Y, finalmente y aunque Arrimadas dice que ‘no se rinde’ desde su postración política y electoral el líder del PP debe hacer un esfuerzo generoso en pos de una negociación para la integración de Cs en el PP para lograr que no se pierda, en favor del sanchismo, ni un solo voto del centro político español. Y por supuesto, no más fotos en Colón, y ojo con los cantos de sirenas que le llegan desde Vox incluso proponiendo una integración con Abascal.

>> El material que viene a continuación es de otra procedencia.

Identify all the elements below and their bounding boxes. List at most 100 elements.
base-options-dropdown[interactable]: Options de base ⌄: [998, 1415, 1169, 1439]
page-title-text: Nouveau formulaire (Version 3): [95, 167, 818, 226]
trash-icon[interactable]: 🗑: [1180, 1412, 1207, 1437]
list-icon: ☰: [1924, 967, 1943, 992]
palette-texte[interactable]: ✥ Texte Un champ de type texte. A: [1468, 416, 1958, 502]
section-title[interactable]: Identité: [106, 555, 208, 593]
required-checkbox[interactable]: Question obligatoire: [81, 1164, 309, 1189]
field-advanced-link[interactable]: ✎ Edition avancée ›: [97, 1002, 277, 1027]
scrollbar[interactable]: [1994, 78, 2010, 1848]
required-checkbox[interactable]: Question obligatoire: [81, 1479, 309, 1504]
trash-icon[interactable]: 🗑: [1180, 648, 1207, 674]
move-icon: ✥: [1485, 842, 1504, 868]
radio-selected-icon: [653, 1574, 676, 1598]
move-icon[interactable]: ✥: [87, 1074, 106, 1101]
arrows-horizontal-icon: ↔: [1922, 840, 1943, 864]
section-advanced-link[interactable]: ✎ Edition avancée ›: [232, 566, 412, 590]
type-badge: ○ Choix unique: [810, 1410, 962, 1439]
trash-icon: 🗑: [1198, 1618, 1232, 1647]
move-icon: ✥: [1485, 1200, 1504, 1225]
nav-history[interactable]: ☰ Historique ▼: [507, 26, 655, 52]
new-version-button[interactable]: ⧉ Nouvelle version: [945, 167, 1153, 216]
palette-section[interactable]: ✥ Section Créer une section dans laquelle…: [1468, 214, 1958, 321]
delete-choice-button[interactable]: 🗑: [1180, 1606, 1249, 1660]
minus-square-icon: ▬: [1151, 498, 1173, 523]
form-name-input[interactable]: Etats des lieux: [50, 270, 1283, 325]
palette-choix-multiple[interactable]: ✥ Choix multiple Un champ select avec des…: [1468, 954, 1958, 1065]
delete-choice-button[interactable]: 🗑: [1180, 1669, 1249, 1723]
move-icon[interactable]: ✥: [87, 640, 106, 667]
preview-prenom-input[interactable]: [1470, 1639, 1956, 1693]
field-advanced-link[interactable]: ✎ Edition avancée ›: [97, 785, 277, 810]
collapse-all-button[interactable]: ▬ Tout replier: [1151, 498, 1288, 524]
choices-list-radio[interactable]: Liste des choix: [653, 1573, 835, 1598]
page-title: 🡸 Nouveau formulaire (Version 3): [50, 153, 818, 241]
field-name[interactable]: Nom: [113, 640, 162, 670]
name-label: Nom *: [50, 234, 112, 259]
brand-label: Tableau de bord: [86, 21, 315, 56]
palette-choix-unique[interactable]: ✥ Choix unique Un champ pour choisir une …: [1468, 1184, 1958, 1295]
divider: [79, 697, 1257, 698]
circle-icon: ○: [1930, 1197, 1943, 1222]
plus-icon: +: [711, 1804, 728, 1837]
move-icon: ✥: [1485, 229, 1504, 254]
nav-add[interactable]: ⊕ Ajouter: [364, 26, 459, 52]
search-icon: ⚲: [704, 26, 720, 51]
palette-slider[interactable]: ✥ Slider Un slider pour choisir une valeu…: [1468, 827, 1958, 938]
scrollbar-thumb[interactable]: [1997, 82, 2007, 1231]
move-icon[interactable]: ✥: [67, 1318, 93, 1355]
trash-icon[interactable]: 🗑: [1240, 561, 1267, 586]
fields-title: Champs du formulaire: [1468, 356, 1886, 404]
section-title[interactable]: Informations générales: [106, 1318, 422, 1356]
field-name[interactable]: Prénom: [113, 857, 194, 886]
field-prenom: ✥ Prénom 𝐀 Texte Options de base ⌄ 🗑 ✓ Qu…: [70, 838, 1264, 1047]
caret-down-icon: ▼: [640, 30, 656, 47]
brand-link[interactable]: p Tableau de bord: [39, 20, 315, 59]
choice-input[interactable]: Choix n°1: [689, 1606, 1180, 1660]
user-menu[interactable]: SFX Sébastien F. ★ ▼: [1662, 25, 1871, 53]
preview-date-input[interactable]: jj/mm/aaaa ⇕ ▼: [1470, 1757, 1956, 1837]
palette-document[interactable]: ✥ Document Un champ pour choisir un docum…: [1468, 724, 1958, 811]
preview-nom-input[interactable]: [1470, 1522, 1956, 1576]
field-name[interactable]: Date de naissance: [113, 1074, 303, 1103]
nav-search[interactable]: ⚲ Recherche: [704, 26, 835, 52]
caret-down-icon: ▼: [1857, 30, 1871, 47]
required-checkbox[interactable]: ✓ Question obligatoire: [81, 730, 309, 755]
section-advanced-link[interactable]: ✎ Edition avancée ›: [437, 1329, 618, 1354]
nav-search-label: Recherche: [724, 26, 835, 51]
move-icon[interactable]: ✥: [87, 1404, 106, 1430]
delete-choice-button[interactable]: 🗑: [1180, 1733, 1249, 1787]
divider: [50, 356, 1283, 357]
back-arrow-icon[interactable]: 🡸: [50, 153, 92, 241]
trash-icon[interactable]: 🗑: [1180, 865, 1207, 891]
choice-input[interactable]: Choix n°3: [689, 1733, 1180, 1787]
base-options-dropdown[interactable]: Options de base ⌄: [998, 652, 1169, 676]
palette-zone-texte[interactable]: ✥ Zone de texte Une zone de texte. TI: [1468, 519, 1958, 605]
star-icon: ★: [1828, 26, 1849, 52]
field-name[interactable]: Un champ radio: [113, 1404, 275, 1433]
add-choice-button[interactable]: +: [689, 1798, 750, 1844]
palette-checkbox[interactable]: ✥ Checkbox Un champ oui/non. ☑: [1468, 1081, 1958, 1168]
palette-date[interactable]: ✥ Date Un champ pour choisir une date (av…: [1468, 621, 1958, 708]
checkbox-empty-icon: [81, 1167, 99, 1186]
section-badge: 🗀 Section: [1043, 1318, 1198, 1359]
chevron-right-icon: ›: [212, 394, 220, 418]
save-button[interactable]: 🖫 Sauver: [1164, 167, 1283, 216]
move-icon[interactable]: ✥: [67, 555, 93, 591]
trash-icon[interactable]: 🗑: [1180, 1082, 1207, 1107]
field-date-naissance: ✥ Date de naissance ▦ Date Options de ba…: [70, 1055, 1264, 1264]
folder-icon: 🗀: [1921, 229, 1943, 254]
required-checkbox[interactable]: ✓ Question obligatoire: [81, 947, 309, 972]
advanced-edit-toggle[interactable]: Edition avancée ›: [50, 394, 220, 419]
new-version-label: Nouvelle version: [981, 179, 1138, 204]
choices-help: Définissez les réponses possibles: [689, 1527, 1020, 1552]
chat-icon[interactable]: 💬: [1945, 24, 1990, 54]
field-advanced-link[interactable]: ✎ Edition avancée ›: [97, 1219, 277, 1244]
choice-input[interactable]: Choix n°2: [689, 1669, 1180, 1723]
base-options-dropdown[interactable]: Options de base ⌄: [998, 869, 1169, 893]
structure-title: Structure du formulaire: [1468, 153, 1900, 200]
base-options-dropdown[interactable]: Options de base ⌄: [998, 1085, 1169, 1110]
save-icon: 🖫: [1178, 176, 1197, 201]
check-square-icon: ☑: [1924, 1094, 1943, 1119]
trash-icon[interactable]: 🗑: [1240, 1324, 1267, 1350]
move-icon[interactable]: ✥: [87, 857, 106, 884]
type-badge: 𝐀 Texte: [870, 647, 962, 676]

Desde las alturas de la sierra de Gredos y al pie del monte Almanzor, el PP se apresta a relanzar el liderazgo de Pablo Casado y su alternativa nacional. Le quedan puede que menos de dos años por delante porque aunque Pedro Sánchez hable de elecciones en 2023 su plan es adelantarlas al otoño de 2022 si las mejoras de la economía y la pandemia le permiten recuperarse en el campo electoral antes de que terminen los dos años de tregua que le dio ERC para luego implementar el referéndum de la autodeterminación.

No lo tiene nada fácil Sánchez y menos de la mano de sus socios y aliados de Gobierno. Pero lo tendrá mucho más difícil si Casado eleva el vuelo de su discurso, centra bien su mensaje y no comete errores de bulto cuidando de especial manera la limpieza del nuevo PP (llegarán juicios y sentencias muy duras de los casos de corrupción del tiempo de Rajoy).

El nuevo PP que lidera Casado desde hace tres años y cuya alternativa debe de reforzar y abrir al conjunto de la ciudadanía que ya conoce el sanchismo y a la que se debe ofrecer una alternativa limpia de gobierno y convivencia nacional.